By The Get Up Kids
Pete Wentz once said that if it weren't for the band The Get Up Kids, then Fall Out Boy would never have even formed. Mark Hoppus went as far as to have Kansas City's finest popular punk export soundtrack the moment of his proposal to his wife. The slew of bands willing to continue this vein of Get Up Kids worship could pack out the fabled Outhouse in their native state three times over.
The Get Up Kids' break up in 2005 heralded a new age for 'emotive' punk-come-indie rock. Their coveted throne came to be squabbled over by a commotion of young blooded bands; Chicago's Fall Out Boy, the Joshua Cain led Motion City Soundtrack and perhaps even the ever enduring Saves The Day - who have weathered an overabundance of lineup changes - remain close to the front of the pack. Their hiatus proved merely to be a four year stop gap, with the fully reunited 'Kids announcing batches of shows in 2008 and 2009. This year sees the release of 'There Are Rules' - their first studio album in almost seven years.

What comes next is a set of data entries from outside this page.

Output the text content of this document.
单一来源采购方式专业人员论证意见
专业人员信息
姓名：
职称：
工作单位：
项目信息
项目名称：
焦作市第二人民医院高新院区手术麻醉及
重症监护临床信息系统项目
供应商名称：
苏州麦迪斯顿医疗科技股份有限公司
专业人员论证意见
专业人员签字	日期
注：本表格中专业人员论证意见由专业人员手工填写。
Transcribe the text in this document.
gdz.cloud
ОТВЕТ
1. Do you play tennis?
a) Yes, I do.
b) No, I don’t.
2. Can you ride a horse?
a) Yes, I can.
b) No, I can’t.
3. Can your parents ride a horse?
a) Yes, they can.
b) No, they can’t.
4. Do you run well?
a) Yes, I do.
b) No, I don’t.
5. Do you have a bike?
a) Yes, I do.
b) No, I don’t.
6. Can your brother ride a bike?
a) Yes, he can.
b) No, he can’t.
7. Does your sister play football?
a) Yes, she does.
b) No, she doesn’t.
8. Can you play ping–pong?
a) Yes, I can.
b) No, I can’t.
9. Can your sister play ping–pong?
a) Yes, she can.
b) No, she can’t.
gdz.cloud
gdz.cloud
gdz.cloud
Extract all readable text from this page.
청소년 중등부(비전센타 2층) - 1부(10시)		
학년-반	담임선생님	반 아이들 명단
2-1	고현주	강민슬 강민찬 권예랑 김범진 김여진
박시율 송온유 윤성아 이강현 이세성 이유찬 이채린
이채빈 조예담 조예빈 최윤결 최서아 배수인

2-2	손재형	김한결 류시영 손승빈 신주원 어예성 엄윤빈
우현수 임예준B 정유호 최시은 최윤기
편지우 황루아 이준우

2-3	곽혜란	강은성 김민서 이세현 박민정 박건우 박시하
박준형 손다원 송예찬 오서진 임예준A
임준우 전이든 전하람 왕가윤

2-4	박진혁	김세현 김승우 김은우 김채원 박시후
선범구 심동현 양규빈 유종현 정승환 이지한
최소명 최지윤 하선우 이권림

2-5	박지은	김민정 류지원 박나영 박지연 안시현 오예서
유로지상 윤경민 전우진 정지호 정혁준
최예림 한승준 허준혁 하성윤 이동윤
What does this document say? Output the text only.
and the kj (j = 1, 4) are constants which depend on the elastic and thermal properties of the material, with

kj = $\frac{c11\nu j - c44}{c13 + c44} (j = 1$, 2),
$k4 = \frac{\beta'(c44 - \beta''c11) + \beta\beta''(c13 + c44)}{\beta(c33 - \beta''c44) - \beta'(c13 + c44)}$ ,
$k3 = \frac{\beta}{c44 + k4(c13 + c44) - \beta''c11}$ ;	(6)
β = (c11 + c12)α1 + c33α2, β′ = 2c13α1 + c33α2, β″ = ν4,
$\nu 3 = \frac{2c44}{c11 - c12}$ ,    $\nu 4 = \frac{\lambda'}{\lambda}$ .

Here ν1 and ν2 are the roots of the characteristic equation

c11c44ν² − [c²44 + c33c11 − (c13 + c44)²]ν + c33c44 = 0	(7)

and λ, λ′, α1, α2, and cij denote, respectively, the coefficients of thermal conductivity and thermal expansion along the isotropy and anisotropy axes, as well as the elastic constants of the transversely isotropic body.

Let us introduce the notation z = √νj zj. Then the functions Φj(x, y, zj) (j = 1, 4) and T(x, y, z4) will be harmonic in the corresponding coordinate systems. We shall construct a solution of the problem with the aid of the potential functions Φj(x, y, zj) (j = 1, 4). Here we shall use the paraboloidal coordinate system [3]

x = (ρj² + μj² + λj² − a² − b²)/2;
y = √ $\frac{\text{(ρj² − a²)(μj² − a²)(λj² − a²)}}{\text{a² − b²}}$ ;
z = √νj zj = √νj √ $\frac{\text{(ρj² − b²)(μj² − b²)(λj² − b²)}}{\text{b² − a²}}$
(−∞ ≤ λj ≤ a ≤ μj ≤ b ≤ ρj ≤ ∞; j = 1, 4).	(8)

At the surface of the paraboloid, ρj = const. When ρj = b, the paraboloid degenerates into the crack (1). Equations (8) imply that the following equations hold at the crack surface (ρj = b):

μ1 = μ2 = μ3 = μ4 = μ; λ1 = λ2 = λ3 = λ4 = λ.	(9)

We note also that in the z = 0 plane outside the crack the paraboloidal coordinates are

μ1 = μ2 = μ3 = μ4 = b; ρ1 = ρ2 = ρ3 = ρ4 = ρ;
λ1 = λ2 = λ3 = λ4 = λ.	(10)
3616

'There Are Rules' needed to sound like a surefooted boot-stamp crashing the band back down onto the map of rock and roll. It needed to expel all of the most resilient cobwebs and kick up a spray of spit & sawdust into the faces of the contemporaries that The Get Up Kids, however inadvertently, may have spawned themselves. Track one, 'Tithe' rings in with a ballast of distortion and a mutated sample which rather disbelievingly wouldn't sound out of place on a 625 Thrashcore release. Pseudo-powerviolence blip behind us, this opening track snaps into a life of frenetic drumming and colourful riffing. Matt Pryor treats us all to pinch after pinch of his rousing vocals, carouselling between temperate tones and the iconic, desperately strained textures that could be found on 1997's 'Four Minute Mile.'
James Dewess makes himself known on 'Shatter Your Lungs' - tapping down on those keys of sunshine to give this track a rather dated, dare I say it, 80's vibe? Injected with convulsive percussive jibes, the repetitive, annoyingly discotheque-esque palpitations fail to conjure up anything quite like the hooks of their past records. This entire release feels somewhat sparse, lacking the fibers of electric melody that all the Jimmy Eat World fans latched onto in the first place. It feels smoother, more compressed, and ultimately less like a whistle-stop jaunt through the mind of a post-adolescent awkward kid nextdoor, an angle the Get Up Kids have celebrated playing from ever since Jim Suptic learned how to string together a Descendents cover.
'Better Lie' amuses itself on a treadmill of throbbing synth, the innate problem with running on the spot like that is that you're bound to go nowhere. There are peaks to 'There Are Rules,' which prod tentatively at total fruition, yet while an out-stretched palm clambers for such a goal, a pair of dead weights drag behind, limited by repetition and under-impressive hooks. The shrouded vocals and the cross cutting guitar pepperings, once added to the bass-heavy gristle, make the next track 'Keith Case' something that Motion City Soundtrack will have wished they'd written. It would not be fair to say that this release fails to provide anything of substantial worth, however the nagging realisation in the back of many people's minds will be that the four year wasteland of Get Up Kids absenteeism was not really a wasteland at all. The emptiness was farmed and cultivated by an uprising of satellite bands such as the aforementioned Motion City Soundtrack; bands who have gone a long way to blur the line between The Get Up Kids and their chasers. A line which a decade ago was an unsurpassable chasm within the emo world.
The important question that needs to be addressed is whether or not The Get Up Kids made the right choice in altering their palette of indie rock licks and hot sap vocals, bypassing any and all cries of 'no progression' from scene bulbheads - or whether a riotous return to the soundscapes of 'Something To Write Home About' would have been more warmly received. 'There Are Rules' is more hum than rattle, more roll than shake, and unfortunately it may well lead this once championed band to rest on a shelf of nostalgia rather than elevating them to greater heights.